If the defeat and expulsion of the Opposition represented the organisational triumph of the bureaucracy, the theory of Socialism in one country represented its ideological triumph. It became for the bureaucracy the ideological expression of its nationally confined interests. For, if Russia could build socialism by herself, then the world revolution became not a matter of necessity but of bene-volent sentiment. Henceforth the main business of the Comintern would be not revolution but the “defence of the U.S.S.R.” The theory of Socialism in one country clear-ed the way Fur the abandonment of the aim of world revolution by the Comintern, and its substitution by the policy of securing the defence of the U.S.S.R. by the Red Army and pacts with capitalist governments. The fate of the Communist International as a revolutionary organisation was sealed. With the triumph of the bureaucracy in 1928 it was transformed into an instrument for serving the day to day foreign policy of the Soviet bureaucracy in callous disregard of the needs of the international working class movement. By that same token, the real defence of the Soviet Union, which depends on international revolution, was sacrificed.
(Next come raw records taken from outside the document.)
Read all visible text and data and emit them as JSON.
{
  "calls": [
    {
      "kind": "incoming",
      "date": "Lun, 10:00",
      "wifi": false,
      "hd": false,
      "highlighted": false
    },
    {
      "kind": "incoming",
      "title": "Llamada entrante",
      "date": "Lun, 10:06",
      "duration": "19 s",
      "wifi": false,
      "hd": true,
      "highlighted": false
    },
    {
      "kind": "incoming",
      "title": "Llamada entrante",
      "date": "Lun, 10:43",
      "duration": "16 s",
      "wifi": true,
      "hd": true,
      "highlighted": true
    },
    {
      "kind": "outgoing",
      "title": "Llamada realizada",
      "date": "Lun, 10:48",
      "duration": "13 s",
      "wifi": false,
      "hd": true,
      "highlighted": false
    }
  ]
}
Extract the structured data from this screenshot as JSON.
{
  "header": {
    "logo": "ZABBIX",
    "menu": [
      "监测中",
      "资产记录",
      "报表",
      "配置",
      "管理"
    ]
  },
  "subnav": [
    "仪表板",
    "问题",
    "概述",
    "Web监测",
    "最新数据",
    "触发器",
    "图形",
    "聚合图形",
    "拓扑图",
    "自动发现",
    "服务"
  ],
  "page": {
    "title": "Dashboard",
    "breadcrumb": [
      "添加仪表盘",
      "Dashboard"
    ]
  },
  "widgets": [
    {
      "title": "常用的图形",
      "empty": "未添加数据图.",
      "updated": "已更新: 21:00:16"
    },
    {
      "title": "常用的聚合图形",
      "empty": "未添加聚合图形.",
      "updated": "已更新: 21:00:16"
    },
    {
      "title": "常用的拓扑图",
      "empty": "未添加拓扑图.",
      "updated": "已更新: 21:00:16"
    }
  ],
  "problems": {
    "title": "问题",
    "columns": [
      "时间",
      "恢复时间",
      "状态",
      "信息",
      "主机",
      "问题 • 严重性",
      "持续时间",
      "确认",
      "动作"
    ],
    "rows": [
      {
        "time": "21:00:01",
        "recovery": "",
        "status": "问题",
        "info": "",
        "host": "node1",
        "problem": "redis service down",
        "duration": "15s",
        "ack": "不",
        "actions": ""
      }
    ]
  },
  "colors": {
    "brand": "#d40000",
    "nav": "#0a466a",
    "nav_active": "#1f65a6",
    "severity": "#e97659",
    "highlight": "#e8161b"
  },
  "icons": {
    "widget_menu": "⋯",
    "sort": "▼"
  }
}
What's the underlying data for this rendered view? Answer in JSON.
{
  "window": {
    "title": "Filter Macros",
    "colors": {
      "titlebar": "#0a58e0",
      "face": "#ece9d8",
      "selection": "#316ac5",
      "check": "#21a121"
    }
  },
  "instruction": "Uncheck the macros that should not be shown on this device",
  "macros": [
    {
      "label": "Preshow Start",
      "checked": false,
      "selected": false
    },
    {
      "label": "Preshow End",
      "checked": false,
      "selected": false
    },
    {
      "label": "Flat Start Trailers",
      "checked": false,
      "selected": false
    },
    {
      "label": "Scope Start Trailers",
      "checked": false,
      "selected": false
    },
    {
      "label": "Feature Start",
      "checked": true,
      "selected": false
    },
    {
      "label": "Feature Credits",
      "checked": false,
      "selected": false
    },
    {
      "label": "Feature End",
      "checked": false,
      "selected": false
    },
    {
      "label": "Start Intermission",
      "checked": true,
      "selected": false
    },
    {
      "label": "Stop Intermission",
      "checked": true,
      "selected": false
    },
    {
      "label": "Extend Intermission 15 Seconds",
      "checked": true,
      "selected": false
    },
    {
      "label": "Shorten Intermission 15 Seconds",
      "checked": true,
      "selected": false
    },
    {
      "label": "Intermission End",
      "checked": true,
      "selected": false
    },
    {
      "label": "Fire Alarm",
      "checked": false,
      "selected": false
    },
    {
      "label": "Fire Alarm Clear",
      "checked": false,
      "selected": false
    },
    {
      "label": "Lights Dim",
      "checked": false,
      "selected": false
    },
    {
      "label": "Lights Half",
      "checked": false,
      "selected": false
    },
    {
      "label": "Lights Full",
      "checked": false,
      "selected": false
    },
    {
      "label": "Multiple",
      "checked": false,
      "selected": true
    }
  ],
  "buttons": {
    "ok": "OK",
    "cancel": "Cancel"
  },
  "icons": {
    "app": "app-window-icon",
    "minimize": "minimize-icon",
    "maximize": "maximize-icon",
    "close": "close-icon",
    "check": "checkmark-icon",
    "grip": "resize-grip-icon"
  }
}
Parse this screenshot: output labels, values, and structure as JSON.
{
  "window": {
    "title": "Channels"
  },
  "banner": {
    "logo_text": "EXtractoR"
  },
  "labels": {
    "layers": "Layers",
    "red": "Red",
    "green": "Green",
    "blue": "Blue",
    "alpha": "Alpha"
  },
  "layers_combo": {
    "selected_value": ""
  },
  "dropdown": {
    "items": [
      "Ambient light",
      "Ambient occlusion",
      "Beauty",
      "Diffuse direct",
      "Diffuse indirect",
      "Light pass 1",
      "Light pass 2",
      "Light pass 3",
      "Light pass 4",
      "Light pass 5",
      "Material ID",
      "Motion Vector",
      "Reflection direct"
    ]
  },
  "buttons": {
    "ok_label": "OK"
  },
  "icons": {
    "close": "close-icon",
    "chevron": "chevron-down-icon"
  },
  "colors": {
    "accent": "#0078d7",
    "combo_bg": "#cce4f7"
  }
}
[1] There are few million such functionaries today. Their number is greater than the number of workers at the time of the October revolution. [2] It was in fact Trotsky who first saw the necessity of changes in War Communism. He made a proposal in 1920 to have a graduated tax on the peasants instead of requisition and to provide them with cheaper industrial goods. The Central Committee at the time, however, rejected the proposal. [3] Since the very existence of the Testament has been denied by Stalinists on various occasions where the situation permits them to do so, it may not be superfluous to add that if further verification is desired, the inquiring reader can refer to the article “The Right Deviation in the CPSU” appearing in Vol. 2 of “Leninism” by Stalin himself. Here Stalin uses a quotation from Lenin’s letter to discredit Bukharin’s abilities as a theoretician when he had no longer need of his services. Reference can also be found to the Testament in a speech by Stalin appearing in International Press Correspondence of November 17, 1927. [4] In the 7 years between the February revolution of 1917 and the death of Lenin (Jan. 1924) the Bolshevik party held 8 regular party congresses and 7 conferences. The 15th Congress of December 1927 was held after a lapse of two years after the 14th Congress. The 16th Congress was held 2 years later. Between the 16th and 17th Congresses (Jan. 1934) nearly 4 years were allowed to lapse. The same practice, as we shall see, was applied to the Congresses of the International.